After a bad harvest, olive farmers and oil producers may not be able to receive compensation. However, small producers have a chance to shine in a depleted field of competitors.
The olive oil production in Greece is expected to be significantly lower this year due to adverse weather and fruit fly infestations, with estimates ranging from 200,000 to 240,000 tons compared to 350,000 tons in the previous season. Producers in various regions, such as Lesvos, Halkidiki, Messinia, Lakonia, and Crete, are reporting reduced yields, with some facing quality issues that have led to downgrades in classification. Despite the challenges, small producers who have focused on quality over quantity may have an opportunity to shine in this difficult season.
With the harvesting season almost at its end in Greece, the uncertainty remains about the volume of olive oil produced.
Some industry experts expect that the initial predictions will be verified and the crop will reach 240,000 tons, while others estimate it to be even less and come in at around 200,000 tons.
The adverse weather and the fruit fly affected the olive oil crop in the whole country. Our olive groves show a reduction in their output by 35 to 45 percent compared to last season.- Iohannis Kampouris, a Mycenae-based producer and exporter
In any case, the total quantity of olive oil will be significantly smaller than the 350,000 tons of the previous season.
The majority of the olive oil making territories of the country faced significant problems with the fruit fly and fluctuations in the weather, which inevitably led to lower production, both in terms of quantity and quality.
See Also:Greek Olive Oil NewsThe island of Lesvos suffered a severe decrease in its olive oil production, as the members of the Agricultural Association of Stypsi, in the north of the island, told Olive Oil Times.

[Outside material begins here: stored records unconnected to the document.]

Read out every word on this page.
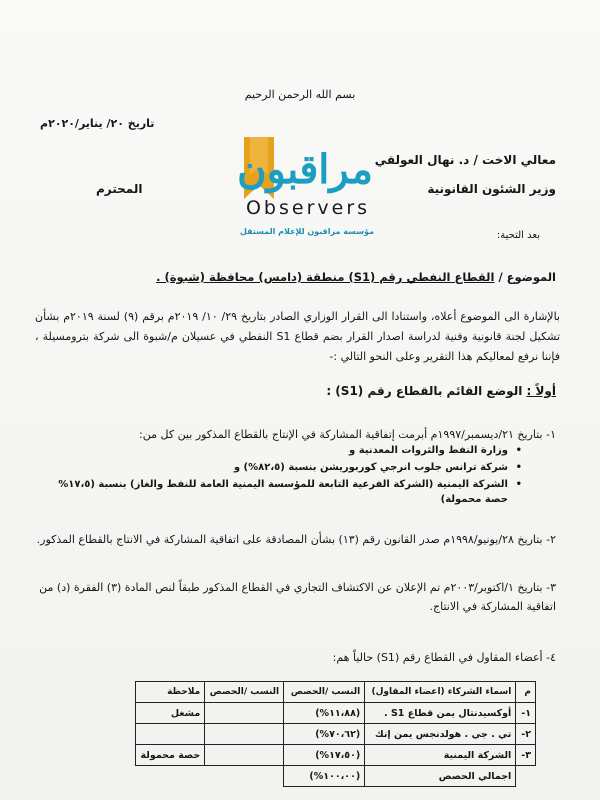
بسم الله الرحمن الرحيم
تاريخ ٢٠/ يناير/٢٠٢٠م
معالي الاخت / د. نهال العولقي
وزير الشئون القانونية
المحترم
بعد التحية:
مراقبون
Observers
مؤسسة مراقبون للإعلام المستقل
الموضوع / القطاع النفطي رقم (S1) منطقة (دامس) محافظة (شبوة) .
بالإشارة الى الموضوع أعلاه، واستنادا الى القرار الوزاري الصادر بتاريخ ٢٩/ ١٠/ ٢٠١٩م برقم (٩) لسنة ٢٠١٩م بشأن تشكيل لجنة قانونية وفنية لدراسة اصدار القرار بضم قطاع S1 النفطي في عسيلان م/شبوة الى شركة بترومسيلة ، فإننا نرفع لمعاليكم هذا التقرير وعلى النحو التالي :-
أولاً : الوضع القائم بالقطاع رقم (S1) :
١- بتاريخ ٢١/ديسمبر/١٩٩٧م أبرمت إتفاقية المشاركة في الإنتاج بالقطاع المذكور بين كل من:
• وزارة النفط والثروات المعدنية و
• شركة ترانس جلوب انرجي كوربوريشن بنسبة (٨٢،٥%) و
• الشركة اليمنية (الشركة الفرعية التابعة للمؤسسة اليمنية العامة للنفط والغاز) بنسبة (١٧،٥% حصة محمولة)
٢- بتاريخ ٢٨/يونيو/١٩٩٨م صدر القانون رقم (١٣) بشأن المصادقة على اتفاقية المشاركة في الانتاج بالقطاع المذكور.
٣- بتاريخ ١/اكتوبر/٢٠٠٣م تم الإعلان عن الاكتشاف التجاري في القطاع المذكور طبقاً لنص المادة (٣) الفقرة (د) من اتفاقية المشاركة في الانتاج.
٤- أعضاء المقاول في القطاع رقم (S1) حالياً هم:
م	اسماء الشركاء (اعضاء المقاول)	النسب /الحصص	النسب /الحصص	ملاحظة
١-	أوكسيدنتال يمن قطاع S1 .	(١١،٨٨%)		مشغل
٢-	تي . جي . هولدنجس يمن إنك	(٧٠،٦٢%)		
٣-	الشركة اليمنية	(١٧،٥٠%)		حصة محمولة
	اجمالي الحصص	(١٠٠،٠٠%)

“We cultivate only the Adramytini variety here and due to the many rainy days we had, harvesting is still ongoing,” producers said.
“But the fruit fly and even more the change of our microclimate that brought periods of warm weather when we should have cold weather, seriously affected our olive trees and the produced olive oil,” they added.
Their estimation of the total production was disappointing, as it is likely to be only half of last year’s yield.
“We expect to get around 50 percent of the previous season’s olive oil in our area with most of it being virgin and not extra virgin, while the whole island will likely make 4,000 to 5,000 tons compared to 12,000 tons delivered the last season,” producers said. “So, we will have significantly less extra virgin to sell as standardized extra virgin olive oil of Lesvos.”
In Halkidiki, an area well-known for its table olives and also for its early harvested extra virgin olive oil, Ioannis Schinas is the owner of a mill located on the Kassandra peninsula.
He told Olive Oil Times that the current harvesting season is far from prosperous, with the quantity having plummeted as never before.
“Out of four mills located on the Kassandra peninsula ours was the only one that operated this season,” he said. “We managed to get only 20 tons of olive oil, while the previous season the overall production was 2,000 tons from all the four mills.”
He also stumbled upon a situation he had never faced before, with some of his extra virgin olive oil being degraded to lampante oil when exported to Italy.
“Our tests here classified it as extra virgin, but the analytical tests in Italy classified it as lampante, not even virgin,” Schinas said. “This was because of the magnitude of the damage the fruit fly had caused that rendered some of our extra virgin to be of lower quality, something that the initial tests had failed to pinpoint. I know that this has happened to many other producers and mill owners in the country.”
Iohannis Kampouris, a producer and exporter of olive oil based near ancient Mycenae, pointed out the usual suspects for the reduced crop this season.
“The adverse weather and the fruit fly affected the olive oil crop in the whole country. Our olive groves in Korinthia, Lakonia, and Lamia show a reduction in their output by 35 to 45 percent compared to last season,” he said.
But despite the grim situation, he identified an opportunity that might exist for small producers to stand out.
“The producers who devoted time to cater to their groves and executed precise crop-dusting operations received olive oils of high quality, provided that harvest and processing of the olives occurred on time,” he said. “So, instead of the usual mass production, small producers will be able to demonstrate their quality products.”
Several other territories of Greece are expected to have lower olive oil yields this year as well.
In Messinia, one of the most bountiful areas of the country, the production is calculated at only 38,000 tons with 75 percent of it being extra virgin olive oil. The harvest of the whole region usually exceeds 50,000 tons of top-quality olive oil.
In the neighboring region of Lakonia, the overall yield is expected to be less than half of the usual 25,000 tons of olive oil.
In Crete, which normally makes up one-third of the country’s total olive oil production, the yield is estimated at roughly 60,000 tons compared to 85,000 tons in the previous season.
In the meantime, some members of parliament urged the Ministry of Agriculture to provide compensation for affected olive oil producers by employing the so-called ‘de minimis’ aid funds of the European Commission.
The ministry replied that most of the available de minimis funds have already been allocated to other sectors, and there was no commitment for handouts any time soon.